Eine Katholizität, der es um die lebensversprechende Kraft des Glaubens geht, bedeutet immer auch Dialog, weil es Christsein nur in und das heißt: in einer ausgedeuteten Welt gibt. Er ist immer bereits inkulturiert, erschließt seine Bedeutung in der Geschichte und kennt deshalb die Welt auch keineswegs als Gegenüber. In einer Wissensgesellschaft, für die die Universitäten eine fundamentale Rolle hierzulande spielen, kann es deshalb auch keinen Katholizismus geben, der nicht Theologie als Wissenschaft will und nicht darauf dringt, dass die Theologie an den staatlichen Universitäten ihr Existenzrecht behält. Diese stellen gerade keine Gefahr für das „Eigentliche“ dar, sondern bringen auf ihre Weise das Eigentliche dieses Glaubens zum Ausdruck. Es geht nicht nur darum, weltoffen zu sein, weil der Glaube zutiefst weltbezogen und welthaltig ist. Sondern es geht vor allem auch darum, den Glauben selbst immer tiefer zu erschließen. Dies aber wird in einer Wissensgesellschaft wie der deutschen nicht ohne eine Theologie gehen können, die sich deren Fragen und auch deren intellektuellen Standards stellt.

Theologie vollzieht sich nicht nur in institutionalisierter universitärer Verortung

Der zumeist stille Verdacht, dass dann die Theologie vielleicht doch nicht bei ihrer eigenen Sache sein oder vielleicht auch zu wenig spirituell orientiert sein könnte, muss deshalb, eben weil es hier um das Katholische selbst geht, mit Nachdruck zurückgewiesen werden. Natürlich gibt es auch die Gefahr der Anpassung, die Gefahr, die Sache des Glaubens aus dem Blick zu verlieren. Methodische Ideale erzwingen immer auch Begrenzungen der Perspektive. Aber dies ist dann eine Aufforderung an die Theologie, den Gebrauch von Methoden kritisch zu diskutieren und sich nicht naiv in ihrem Gegenstand begrenzen zu lassen – und kein Wort gegen die Theologie als solche an staatlichen und damit religionsneutralen Universitäten.
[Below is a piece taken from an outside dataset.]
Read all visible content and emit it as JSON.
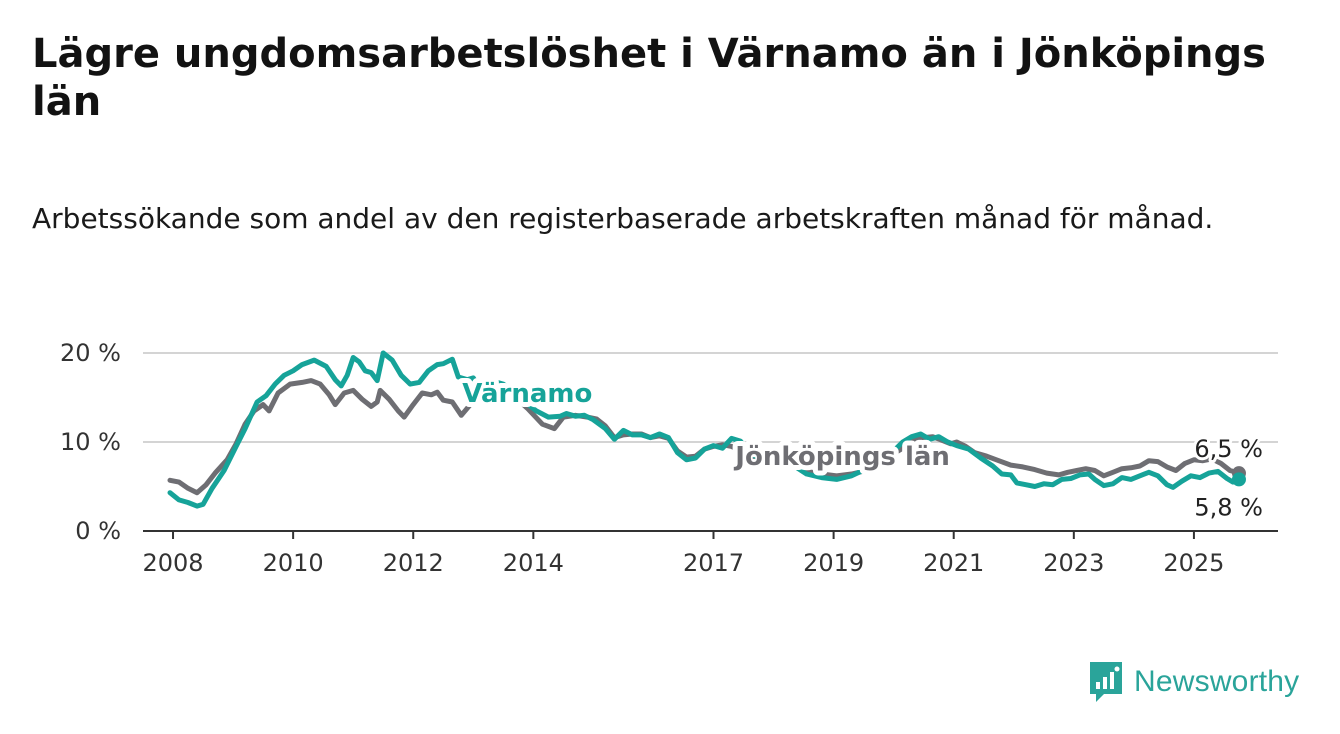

Fremdperspektiven auf die Sache des Glaubens und die „Geschichte des geglaubten Gottes“ (Andreas Holzem) einzunehmen, sich auch kritisch anfragen zu lassen, muss keineswegs Ängste auslösen. Im Gegenteil. In der selbständigen, möglicherweise auch kritischen Aneignung dieser Fremdperspektiven erschließt sich erst die ganze Bedeutungsfülle des Glaubens an den Gott, der sich selbst offenbar gemacht hat.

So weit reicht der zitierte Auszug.